Speculation on the mode of action of anti-parasitic medications and herbs for use in rheumatoid arthritis (RA) continues to this day, since the use of Gold Salts, known to have anti-amoebic effects, and Plaquenil (generic name: hydroxychloroquine), originally designed to treat malaria, caused by Plasmodium, a parasitic protozoan. Whether for their immune-modulatory effects or their use as antimicrobials, studies have been conducted on other anti-protozoal herbs, demonstrating therapeutic value for RA, such as artemisinin (in Traditional Chinese Medicine, it is known as qinghao su) that is also used to treat malaria, derived from the plant, Artemisia annua, or sweet wormwood. The following are a selection of studies for the use of a synthetic nitroimidazole antibiotic, called, Ornidazole, commonly used for treating protozoan and anaerobic bacterial infections, that have been found helpful in treating RA.
Rheumatoid arthritis is linked to oral bacteria: etiological association. Mod Rheumatol. 2009;19(5):453-6. doi: 10.1007/s10165-009-0194-9. Epub 2009 June 24.
A prolific researcher of infectious causes for rheumatoid arthritis (RA) and its treatment with antibiotic therapy, at the Division of Rheumatology of Nazilli State Hospital, in Nazilli, Turkey, reviewed the evidence of periodontitis and the role of causative organisms that are directly associated with the etiopathogenesis of RA. Additionally, this researcher states that findings of anerobic bacteria, such as, Porphyromonas gingivalis, Tannerella forsythensis, and Prevotella intermedia that have been identified in RA synovial fluid can be treated with antibiotics, such as ornidazole, levofloxacin, and clarithromycin that have been shown to be effective in RA.

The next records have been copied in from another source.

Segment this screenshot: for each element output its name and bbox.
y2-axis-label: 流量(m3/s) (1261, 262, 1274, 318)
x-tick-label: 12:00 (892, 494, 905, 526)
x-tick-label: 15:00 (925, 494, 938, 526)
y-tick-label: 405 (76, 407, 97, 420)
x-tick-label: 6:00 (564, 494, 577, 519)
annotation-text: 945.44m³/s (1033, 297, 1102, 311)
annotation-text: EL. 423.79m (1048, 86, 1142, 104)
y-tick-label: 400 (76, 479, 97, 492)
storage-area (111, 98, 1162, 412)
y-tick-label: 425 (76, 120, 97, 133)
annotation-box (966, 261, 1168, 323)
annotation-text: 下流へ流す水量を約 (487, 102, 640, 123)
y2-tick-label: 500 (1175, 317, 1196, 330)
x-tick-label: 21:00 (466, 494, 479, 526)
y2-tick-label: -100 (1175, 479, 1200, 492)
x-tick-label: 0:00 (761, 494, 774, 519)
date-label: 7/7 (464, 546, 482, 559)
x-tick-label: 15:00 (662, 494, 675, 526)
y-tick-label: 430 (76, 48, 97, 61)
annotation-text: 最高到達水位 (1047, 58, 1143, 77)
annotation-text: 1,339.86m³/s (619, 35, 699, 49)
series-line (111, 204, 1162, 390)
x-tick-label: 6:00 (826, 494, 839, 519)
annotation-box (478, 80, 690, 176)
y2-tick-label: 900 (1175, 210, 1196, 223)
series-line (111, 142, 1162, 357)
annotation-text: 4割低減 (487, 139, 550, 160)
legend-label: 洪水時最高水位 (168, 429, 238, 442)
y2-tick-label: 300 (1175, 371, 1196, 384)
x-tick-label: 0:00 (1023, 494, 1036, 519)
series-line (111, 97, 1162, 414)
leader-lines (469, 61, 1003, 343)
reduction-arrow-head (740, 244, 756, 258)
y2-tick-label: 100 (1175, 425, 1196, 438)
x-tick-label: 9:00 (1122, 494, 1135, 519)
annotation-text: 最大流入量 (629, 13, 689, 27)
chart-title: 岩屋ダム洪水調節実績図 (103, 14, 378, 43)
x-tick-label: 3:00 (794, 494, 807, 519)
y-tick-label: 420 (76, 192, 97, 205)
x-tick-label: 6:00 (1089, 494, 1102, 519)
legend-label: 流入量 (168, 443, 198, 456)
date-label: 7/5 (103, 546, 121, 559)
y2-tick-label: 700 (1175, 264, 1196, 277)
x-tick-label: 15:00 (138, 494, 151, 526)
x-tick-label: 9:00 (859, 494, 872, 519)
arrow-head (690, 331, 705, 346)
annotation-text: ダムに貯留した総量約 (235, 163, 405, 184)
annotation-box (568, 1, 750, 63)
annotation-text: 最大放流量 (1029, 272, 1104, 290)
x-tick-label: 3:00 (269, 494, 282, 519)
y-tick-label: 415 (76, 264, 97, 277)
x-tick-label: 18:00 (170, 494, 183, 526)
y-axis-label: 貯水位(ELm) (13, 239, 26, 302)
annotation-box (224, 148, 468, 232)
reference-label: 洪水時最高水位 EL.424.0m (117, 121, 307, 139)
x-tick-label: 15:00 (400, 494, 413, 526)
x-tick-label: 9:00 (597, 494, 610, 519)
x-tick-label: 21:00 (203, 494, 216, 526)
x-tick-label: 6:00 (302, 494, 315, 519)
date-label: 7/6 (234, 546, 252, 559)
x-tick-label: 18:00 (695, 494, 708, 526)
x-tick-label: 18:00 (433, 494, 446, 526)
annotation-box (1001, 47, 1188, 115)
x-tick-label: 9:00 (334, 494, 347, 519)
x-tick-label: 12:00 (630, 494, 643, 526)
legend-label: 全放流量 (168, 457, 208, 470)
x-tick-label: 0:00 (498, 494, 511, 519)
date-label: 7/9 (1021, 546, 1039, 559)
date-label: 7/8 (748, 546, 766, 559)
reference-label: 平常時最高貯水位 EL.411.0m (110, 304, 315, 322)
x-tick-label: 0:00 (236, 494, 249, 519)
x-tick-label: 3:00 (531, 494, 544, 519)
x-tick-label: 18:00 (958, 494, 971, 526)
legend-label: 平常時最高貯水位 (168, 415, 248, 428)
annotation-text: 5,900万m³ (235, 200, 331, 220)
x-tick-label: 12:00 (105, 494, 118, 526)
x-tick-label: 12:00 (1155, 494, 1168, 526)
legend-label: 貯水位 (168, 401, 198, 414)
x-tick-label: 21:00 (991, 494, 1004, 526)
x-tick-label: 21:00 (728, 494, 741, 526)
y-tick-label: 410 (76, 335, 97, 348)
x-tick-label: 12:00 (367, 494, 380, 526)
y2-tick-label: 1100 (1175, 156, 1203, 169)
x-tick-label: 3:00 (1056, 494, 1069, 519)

Treatment of rheumatoid arthritis with ornidazole: a randomized, double-blind, placebo-controlled study. Rheumatol Int. 2006 Oct;26(12):1132-7. Epub 2006 Jun 13
A 3-month, randomized, placebo-controlled, double-blind study, was conducted to evaluate the safety, efficacy and tolerability of the antibiotic, ornidazole, in 160 patients with rheumatoid arthritis (RA). Patients were assigned to 1 of 3 study arms (either 500mg or 1000mg ornidazole, or placebo) and by the end of this brief study, the greatest percentage of patients who achieved the American College of Rheumatology’s (ACR20, ACR50 and ACR70) improvement criteria were those who had been treated with ornidazole, as compared to the placebo group. Significant reductions in symptoms and in measurements of disease activity were evidenced by both patient and physician global assessments. Overall, ornidazole was found to be well tolerated and there were no dose-limiting toxic effects, enabling this researcher to conclude that the antibiotic was safe and efficacious in the treatment of RA.